6.824 2002 Lecture 20: Viewstamped Replication (2)

Solution: Viewstamped Replication
  Harp uses a variant of viewstamped replication.
  I'll present a simplified form.
  More suitable for e.g. lock server than for file server.

Properties:
  Provides sequential consistency / one-copy serializability.
  Assume there are 2b + 1 replicas.
  Can tolerate failure (node or net) of up to b replicas. Any of them.
  Handles partition correctly:
    If one partition has b + 1 or more, that partition can proceed.
    A partition with b or fewer replicas blocks; does nothing.

Overview of Viewstamped Replication
  System goes through a series of views
  A "view" consists of a primary and the replicas it can talk to
  In each view:
    Elect a primary
    Determine which other replicas are available
    Recover state from previous view
    Primary accepts client operations, sends to other replicas
  A view ends when any replica in the view sees a change in the set of
    reachable replicas. E.g. primary crashes, a backup crashes,
    a dead replica comes back to life.
    "View Change" algorithm constructs a new view.
  It's view change that make this better than two-phase commit.

Why the system is going to be correct
  I.e. provide sequential consistency
  A view must have a majority, so one view at a time
  Primary sequences client operations within each view
  Primary sends each operation to every server in the view
  Majority ensures each view has a representative from previous view
    So all operations that completed in previous view known to next view

Data types:
  viewid: <viewcount, replica_id>
  viewstamp: <viewid, opcount>

State maintained by each replica:
  cur_viewid
  data
  last_viewstamp
  max_viewid
  crashed

cur_viewid is on disk, preserved even if there's a crash.
  Others (including data) are in memory, lost in a crash.

Operation within a view:
  View consists of primary and at least b other replicas.
  Clients send operations to the primary.
    They know because non-primary replicas will redirect them.
  Primary picks the next client operation.
  Primary assigns that operation the next viewstamp.
  Primary sends the operation+viewstamp to all the replicas *in the view*.
  Primary waits for all ACKs.
    (otherwise different replicas apply different subsets of operations.)
  Primary sends ACK to client.

When does a View Change occur?
  Primary notices a backup in the view has died.
  Any node in the view notices the primary has died.
  Any node in the view notices a node outside the view has revived.

First step: pick a new primary and a new view #
  One or more servers send invitations (maybe simultaneously)
  Each invite contains a new viewid: higher than max_viewid.
  We want highest viewid to win:
    higher viewcount always wins.
    If viewcounts the same, higher replica_id wins.
  If a node sees an invite with viewid > max_viewid,
    drop everything and participate in election.
  Reachable replicas will agree on a viewid if nothing fails/joins
    for long enough.
  Node that proposed the winning viewid is the new primary.
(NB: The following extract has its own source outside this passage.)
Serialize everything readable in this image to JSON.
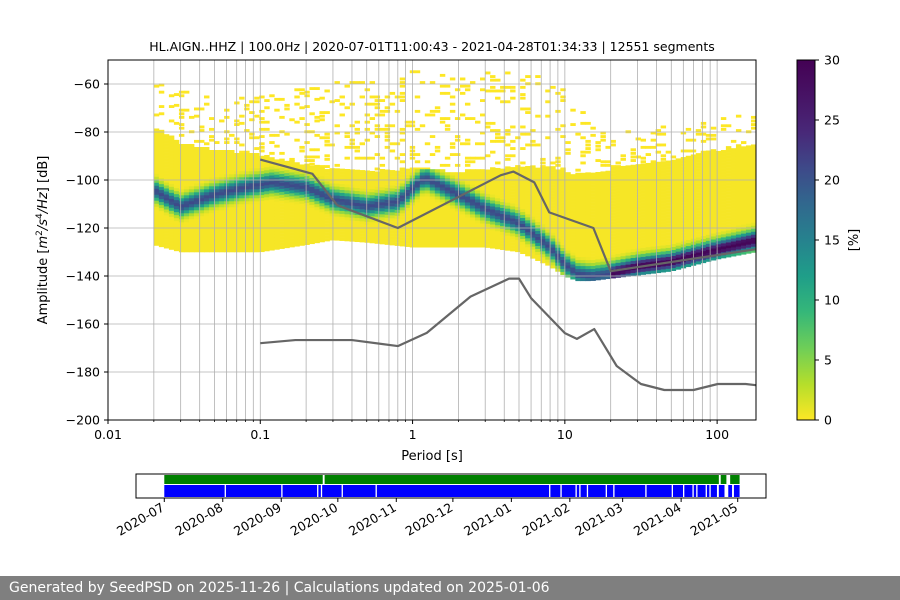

Primary needs to reconstruct state.
  Which server (if any) has up-to-date state, reflecting all commits?
  We want to maintain sequental consistency.
  So primary needs to establish three properties:
  1. At most one view at a time.
  2. New view knows about previous view.
  3. New view knows last state of previous view (e.g. last committed op).

Property 1 is satisfied if primary assembles a majority.
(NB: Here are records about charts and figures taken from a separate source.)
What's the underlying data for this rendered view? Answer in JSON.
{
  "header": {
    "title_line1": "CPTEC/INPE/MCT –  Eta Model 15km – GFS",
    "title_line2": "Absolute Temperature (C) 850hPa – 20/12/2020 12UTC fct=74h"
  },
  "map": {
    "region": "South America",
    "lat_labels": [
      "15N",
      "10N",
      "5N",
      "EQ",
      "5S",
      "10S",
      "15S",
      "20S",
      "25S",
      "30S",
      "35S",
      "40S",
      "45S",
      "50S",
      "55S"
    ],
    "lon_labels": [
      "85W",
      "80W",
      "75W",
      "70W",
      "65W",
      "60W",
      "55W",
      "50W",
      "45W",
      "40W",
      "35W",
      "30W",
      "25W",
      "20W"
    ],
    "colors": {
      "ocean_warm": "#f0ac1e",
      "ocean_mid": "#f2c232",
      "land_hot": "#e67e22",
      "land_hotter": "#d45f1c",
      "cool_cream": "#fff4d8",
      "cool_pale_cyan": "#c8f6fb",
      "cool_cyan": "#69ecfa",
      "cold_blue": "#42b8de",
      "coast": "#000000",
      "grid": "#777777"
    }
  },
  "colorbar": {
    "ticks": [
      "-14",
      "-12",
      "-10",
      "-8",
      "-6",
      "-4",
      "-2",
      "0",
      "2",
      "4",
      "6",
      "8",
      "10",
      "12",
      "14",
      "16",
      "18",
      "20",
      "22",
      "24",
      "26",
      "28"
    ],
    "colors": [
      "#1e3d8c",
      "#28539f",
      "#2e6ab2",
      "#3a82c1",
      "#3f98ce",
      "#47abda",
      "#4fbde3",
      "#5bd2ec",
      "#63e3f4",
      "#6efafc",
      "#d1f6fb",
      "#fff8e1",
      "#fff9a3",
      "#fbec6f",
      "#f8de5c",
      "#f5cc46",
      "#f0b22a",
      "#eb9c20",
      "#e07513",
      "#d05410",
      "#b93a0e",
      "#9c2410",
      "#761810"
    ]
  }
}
Property 2 is also satisfied with a majority.
  Any majority must include a server from the previous view.
  That server has the previous view's viewid on disk.
    Even if it crashed.
  We're assuming disks don't fail.
    So we're really assuming a majority with intact disks.
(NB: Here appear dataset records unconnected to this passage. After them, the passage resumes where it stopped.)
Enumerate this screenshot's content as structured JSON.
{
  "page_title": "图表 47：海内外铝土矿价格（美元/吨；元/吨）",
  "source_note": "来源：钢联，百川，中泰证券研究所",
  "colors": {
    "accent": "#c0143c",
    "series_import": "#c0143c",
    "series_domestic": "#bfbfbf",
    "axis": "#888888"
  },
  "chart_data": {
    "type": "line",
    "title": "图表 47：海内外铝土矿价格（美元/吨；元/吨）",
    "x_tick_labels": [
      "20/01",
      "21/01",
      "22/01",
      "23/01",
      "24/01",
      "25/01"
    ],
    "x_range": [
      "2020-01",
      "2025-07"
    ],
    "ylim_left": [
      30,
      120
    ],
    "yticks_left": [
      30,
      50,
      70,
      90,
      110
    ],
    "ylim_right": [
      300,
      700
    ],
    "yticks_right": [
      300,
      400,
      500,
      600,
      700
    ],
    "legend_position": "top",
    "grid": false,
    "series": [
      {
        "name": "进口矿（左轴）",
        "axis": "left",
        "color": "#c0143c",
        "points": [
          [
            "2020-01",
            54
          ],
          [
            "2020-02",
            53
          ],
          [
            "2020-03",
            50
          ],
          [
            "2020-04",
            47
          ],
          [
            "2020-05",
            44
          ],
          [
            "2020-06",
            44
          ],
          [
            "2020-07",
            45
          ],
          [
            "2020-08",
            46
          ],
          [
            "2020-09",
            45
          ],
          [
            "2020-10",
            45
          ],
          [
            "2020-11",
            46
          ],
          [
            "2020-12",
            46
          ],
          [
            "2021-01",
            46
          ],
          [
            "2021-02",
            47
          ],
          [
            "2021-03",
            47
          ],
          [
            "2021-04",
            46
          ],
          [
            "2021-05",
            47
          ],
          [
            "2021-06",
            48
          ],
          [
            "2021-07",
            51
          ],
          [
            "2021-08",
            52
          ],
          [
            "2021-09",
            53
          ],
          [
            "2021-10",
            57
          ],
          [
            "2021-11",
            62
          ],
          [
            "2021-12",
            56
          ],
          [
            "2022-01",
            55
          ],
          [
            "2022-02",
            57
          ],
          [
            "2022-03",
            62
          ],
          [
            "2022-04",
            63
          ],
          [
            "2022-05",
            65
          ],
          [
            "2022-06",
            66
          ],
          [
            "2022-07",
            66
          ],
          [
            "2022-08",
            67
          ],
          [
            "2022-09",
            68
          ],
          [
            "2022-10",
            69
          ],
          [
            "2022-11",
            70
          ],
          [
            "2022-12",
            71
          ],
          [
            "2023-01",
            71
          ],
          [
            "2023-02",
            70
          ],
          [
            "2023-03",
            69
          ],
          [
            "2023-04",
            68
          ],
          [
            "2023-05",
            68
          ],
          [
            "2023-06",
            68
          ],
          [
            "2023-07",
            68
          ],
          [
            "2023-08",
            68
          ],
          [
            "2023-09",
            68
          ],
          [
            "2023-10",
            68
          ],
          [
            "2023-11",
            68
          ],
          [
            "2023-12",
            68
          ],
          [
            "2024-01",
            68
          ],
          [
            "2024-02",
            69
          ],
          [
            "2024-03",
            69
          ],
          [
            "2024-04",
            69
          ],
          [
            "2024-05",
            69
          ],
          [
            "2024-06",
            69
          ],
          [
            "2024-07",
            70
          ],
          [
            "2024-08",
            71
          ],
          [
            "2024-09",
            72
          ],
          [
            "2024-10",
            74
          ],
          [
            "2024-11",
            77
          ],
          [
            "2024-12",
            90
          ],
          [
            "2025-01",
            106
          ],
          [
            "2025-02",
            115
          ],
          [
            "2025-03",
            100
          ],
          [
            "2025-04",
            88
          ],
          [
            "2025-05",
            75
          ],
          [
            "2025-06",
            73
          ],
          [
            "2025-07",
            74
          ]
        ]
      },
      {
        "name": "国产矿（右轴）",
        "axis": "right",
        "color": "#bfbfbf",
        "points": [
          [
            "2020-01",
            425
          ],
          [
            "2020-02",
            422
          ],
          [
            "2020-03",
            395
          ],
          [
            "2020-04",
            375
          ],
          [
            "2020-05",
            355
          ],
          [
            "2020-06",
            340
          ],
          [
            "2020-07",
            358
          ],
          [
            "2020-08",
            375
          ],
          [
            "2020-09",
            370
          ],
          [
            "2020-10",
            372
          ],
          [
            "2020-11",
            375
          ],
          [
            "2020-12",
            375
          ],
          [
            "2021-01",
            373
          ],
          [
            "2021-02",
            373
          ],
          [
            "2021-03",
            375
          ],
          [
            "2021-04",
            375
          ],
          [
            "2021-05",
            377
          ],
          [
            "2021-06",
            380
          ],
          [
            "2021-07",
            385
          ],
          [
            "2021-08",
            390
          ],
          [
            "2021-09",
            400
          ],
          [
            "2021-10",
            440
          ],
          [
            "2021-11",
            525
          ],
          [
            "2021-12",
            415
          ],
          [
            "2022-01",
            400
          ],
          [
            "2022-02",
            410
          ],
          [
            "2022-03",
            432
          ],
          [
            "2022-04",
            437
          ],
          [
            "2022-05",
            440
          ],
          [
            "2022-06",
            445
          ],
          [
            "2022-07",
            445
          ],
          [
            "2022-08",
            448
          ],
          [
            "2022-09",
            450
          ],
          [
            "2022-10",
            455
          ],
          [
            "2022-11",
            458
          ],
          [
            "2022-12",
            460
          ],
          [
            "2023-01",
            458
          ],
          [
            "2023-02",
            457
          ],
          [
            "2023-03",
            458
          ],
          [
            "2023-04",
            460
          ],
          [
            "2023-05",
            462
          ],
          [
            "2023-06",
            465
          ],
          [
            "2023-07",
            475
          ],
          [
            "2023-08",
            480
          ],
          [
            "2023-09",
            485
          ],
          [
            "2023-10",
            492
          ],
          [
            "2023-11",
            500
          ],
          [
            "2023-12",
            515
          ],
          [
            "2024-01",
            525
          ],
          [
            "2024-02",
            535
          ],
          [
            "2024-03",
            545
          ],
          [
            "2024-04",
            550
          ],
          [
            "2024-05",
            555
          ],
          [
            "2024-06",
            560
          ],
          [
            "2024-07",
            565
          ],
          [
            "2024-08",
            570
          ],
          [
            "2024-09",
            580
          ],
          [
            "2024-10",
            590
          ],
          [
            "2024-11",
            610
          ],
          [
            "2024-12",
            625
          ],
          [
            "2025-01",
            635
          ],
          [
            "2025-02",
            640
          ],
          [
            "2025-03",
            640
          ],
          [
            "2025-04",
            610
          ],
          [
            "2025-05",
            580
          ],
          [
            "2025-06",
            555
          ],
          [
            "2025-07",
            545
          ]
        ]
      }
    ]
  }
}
Property 3 is satisfied if we have one non-crashed server
  from the previous view.
  Since all servers in previous view saw all committed operations.
  Old primary would not have committed w/o ACK from every replica in old view.
  So if our one replica doesn't have the viewstamp, it didn't commit.

New primary sends all servers in view the state from the server
  it has chosen.
  All servers in view write cur_viewid to disk.
  New primary can now start processing client requests.

What about operations that hadn't quite committed when the view change started?
  Primary had sent operation to one server, but not all of them.
  Since primary had not gotten ACKs, it didn't send response to client.
  So we can commit it, or not commit it; either is legal.
  Depends on which server primary chooses as "most recent state".

When *can't* we form a new view?
  A, B, C
  A is primary, B is backup, C is separated.
  A crashes.
  B is separated from A and C.
  C's network connection comes back.
  A reboots.
  A and C between them are a majority, but don't have latest state.
  How do they know?
    A kept last cur_viewid on disk.
    So it can tell C isn't up to date.
    And A knows it isn't up to date either, since it crashed.
  Must wait for B to rejoin; it has the latest state.

Is this system perfect?
  Must copy full state around at each view change.
    OK if lock service, a disaster if NFS service.
  Vulnerable to power failures.
    Nodes lose state if power fails.
    May strike all nodes at the same time.
  Primary executes operations one at a time.
    This is probably slow, cannot overlap execute of one
      with send of the next.
    Would be even slower if every op had to be written to disk.